Archive for April, 2009

Commentary Round-Up: The Amazon-Lexcycle Deal

Wednesday, April 29th, 2009

Following this week’s announcement that Amazon had acquired Lexcycle, makers of the Stanza e-reader app, industry watchers have weighed in with their perspectives. Here are three good commentaries on what the acquisition means for publishing:

Kassia Krozser remarks that the Lexcycle acquisition is not “the end of the world as we know it,” but neither is it great news for publishers and readers.

Consumers are slowly being locked into a single vendor. Publishers are being backed into Amazon’s corner. Yet, yet, yet, I ask again: where are the publishing initiatives, the fresh thinking, to protect the free market?

BookNet Canada offers a Canadian perspective on the deal and suggest three actions publishers can take to keep Amazon from a market stranglehold.

This market is developing at a fevered rate. If you want to help shape the forces that are going to in turn, influence the way you create, sell and acquire books in the future, then now is the time.

Mike Shatzkin believes the real issues brought to light by the deal are pricing and making books discoverable by readers. He calls for the big publishers to come together to develop an online bookstore of their own.

The current effort by several general trade publishers to drive traffic to their own house-branded web sites is misguided and doomed. But Amazon (and Shelfari, GoodReads, LibraryThing, and our new entrant, Filedby.com) have demonstrated that sites with information across the trade book spectrum have real consumer appeal.

Amazon Acquires Stanza e-Book Reader

Tuesday, April 28th, 2009

Amazon has extended the reaches of its empire once again.

Late yesterday afternoon, news broke that Amazon had acquired Lexcycle, makers of Stanza, a popular e-reader application for the iPhone. Within minutes of the announcement being picked up in the New York Times, the Twittersphere was buzzing with speculation.

So far, what’s known is that Amazon has acquired Lexcycle. And … well, that’s all that’s known for sure right now. No word on the purchase price. More importantly, there remain a lot of unanswered questions as to what this acquisition will mean for the emerging e-book market.

Stanza is one of the most popular e-reader applications for the iPhone and iPod Touch. With a user base of more than 1.3 million, the app outstrips Amazon’s Kindle in market penetration. Last month, Amazon launched a Kindle app for the iPhone, allowing Kindle owners to also read books on their mobile device. However, like the Kindle itself, the app was only available in the United States. Now, with the acquisition of Stanza, Amazon has instant access to a worldwide mobile user base.

The sticky question is what Amazon will do with the Stanza software.

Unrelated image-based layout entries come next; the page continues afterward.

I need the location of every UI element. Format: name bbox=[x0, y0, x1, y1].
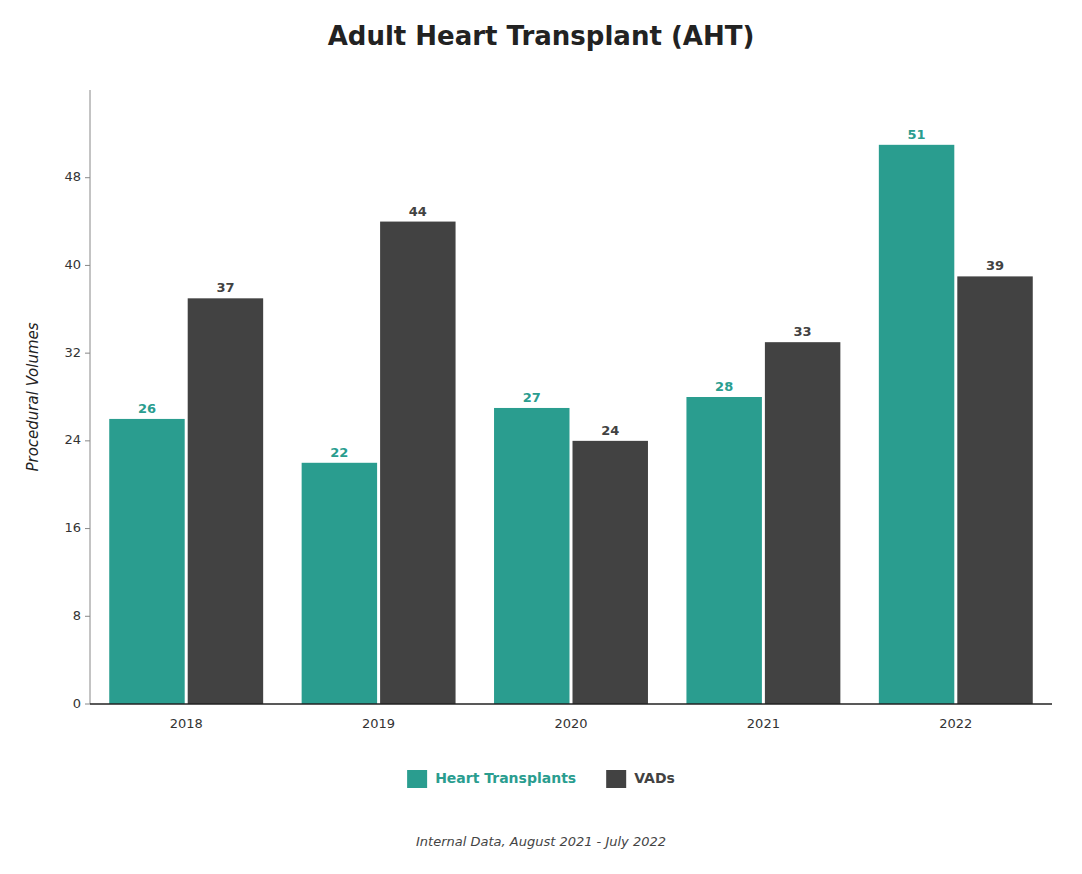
legend-label: VADs bbox=[634, 770, 675, 786]
bar bbox=[109, 419, 184, 704]
data-label: 22 bbox=[330, 445, 348, 460]
bar bbox=[188, 298, 263, 704]
y-tick bbox=[85, 528, 90, 529]
y-axis-line bbox=[90, 90, 91, 704]
y-tick-label: 0 bbox=[73, 696, 81, 711]
y-tick bbox=[85, 440, 90, 441]
legend-swatch bbox=[606, 770, 626, 788]
y-tick bbox=[85, 353, 90, 354]
data-label: 27 bbox=[523, 390, 541, 405]
data-labels: 26 22 27 28 51 37 44 24 33 39 bbox=[138, 127, 1004, 460]
bar bbox=[302, 463, 377, 704]
footnote: Internal Data, August 2021 - July 2022 bbox=[416, 834, 666, 849]
legend-item: Heart Transplants bbox=[407, 770, 576, 788]
bar bbox=[957, 276, 1032, 704]
bar bbox=[573, 441, 648, 704]
bar bbox=[765, 342, 840, 704]
bar bbox=[494, 408, 569, 704]
y-tick bbox=[85, 704, 90, 705]
y-axis: 0 8 16 24 32 40 48 bbox=[64, 90, 90, 711]
x-tick-label: 2022 bbox=[939, 716, 972, 731]
x-tick-label: 2020 bbox=[554, 716, 587, 731]
x-tick-label: 2018 bbox=[170, 716, 203, 731]
bar bbox=[686, 397, 761, 704]
y-tick bbox=[85, 265, 90, 266]
data-label: 28 bbox=[715, 379, 733, 394]
data-label: 37 bbox=[216, 280, 234, 295]
y-tick bbox=[85, 177, 90, 178]
bar bbox=[879, 145, 954, 704]
x-tick-label: 2021 bbox=[747, 716, 780, 731]
y-tick-label: 32 bbox=[64, 345, 81, 360]
bar bbox=[380, 222, 455, 704]
y-tick-label: 40 bbox=[64, 257, 81, 272]
data-label: 33 bbox=[794, 324, 812, 339]
y-tick-label: 8 bbox=[73, 608, 81, 623]
bars bbox=[109, 145, 1033, 704]
data-label: 39 bbox=[986, 258, 1004, 273]
data-label: 24 bbox=[601, 423, 619, 438]
legend-label: Heart Transplants bbox=[435, 770, 576, 786]
x-tick-label: 2019 bbox=[362, 716, 395, 731]
title: Adult Heart Transplant (AHT) bbox=[328, 21, 755, 51]
chart-container: Adult Heart Transplant (AHT) 0 8 16 24 32 40 48… bbox=[0, 0, 1082, 874]
y-tick-label: 48 bbox=[64, 169, 81, 184]
legend-swatch bbox=[407, 770, 427, 788]
chart-svg: Adult Heart Transplant (AHT) 0 8 16 24 32 40 48… bbox=[0, 0, 1082, 874]
legend: Heart Transplants VADs bbox=[407, 770, 675, 788]
data-label: 51 bbox=[908, 127, 926, 142]
y-tick bbox=[85, 616, 90, 617]
data-label: 44 bbox=[409, 204, 427, 219]
data-label: 26 bbox=[138, 401, 156, 416]
y-tick-label: 24 bbox=[64, 432, 81, 447]
x-axis: 2018 2019 2020 2021 2022 bbox=[90, 704, 1052, 731]
y-tick-label: 16 bbox=[64, 520, 81, 535]
legend-item: VADs bbox=[606, 770, 675, 788]
x-axis-line bbox=[90, 703, 1052, 705]
y-axis-label: Procedural Volumes bbox=[24, 322, 42, 471]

To date, Stanza has offered support for open e-book formats. The application reads ePub files (the book format that the publishing industry has been to trying to standardize around) and files not protected with DRM technology.

Amazon, on the other hand, has been building a supply chain around its own proprietary Kindle format. Kindle books can only be read on a Kindle device or with the iPhone Kindle app. So it seems unlikely Amazon will allow Stanza’s continued support of open formats.

Here’s a summary of some of the commentary now circulating:

The ePub 411 for Self-Published Authors

Friday, April 24th, 2009

E-books are gaining in popularity, but there are still some issues that hold them back from widespread pick-up. File format wars are one of them.

If you want to read an e-book, you first have to decide which reading device you’ll commit to: your PC, a Kindle, your iPhone, a Sony Reader? Books available for one device are not always available on another, and if you want to switch devices at a later date you may lose all your books.

As a publisher, you must decide which e-book formats you should invest money in producing: one, some, all? Which has the bigger audience? Who will be around for the long-term?

In the 1990s, the dizzying array of e-book formats confused the market and hobbled the industry’s success. Today, to avoid a repeat of history, a consortium of publishers, booksellers, authors, and software publishers are calling for the book industry to rally around a single file format. That rally point is ePub, a free and open digital book format based on XHTML. “Open” means the files are not protected with DRM (Digital Rights Management) technology, and can be freely read by any hardware or software with ePub capability.

A single unlocked file format makes life easier for everyone. With an ePub standard in place, you (as the publisher) only need to create a single digital version of your e-books, saving you time, money, and headaches. Readers can be assured of having access to all the e-books they want on whatever device they choose, and can even switch between different devices without losing access to their library.

The ePub format, launched in late 2007, is still relatively new but gaining good momentum. Though there’s still a long way to go yet, some believe that 2009 will be the year ePub truly becomes the industry standard.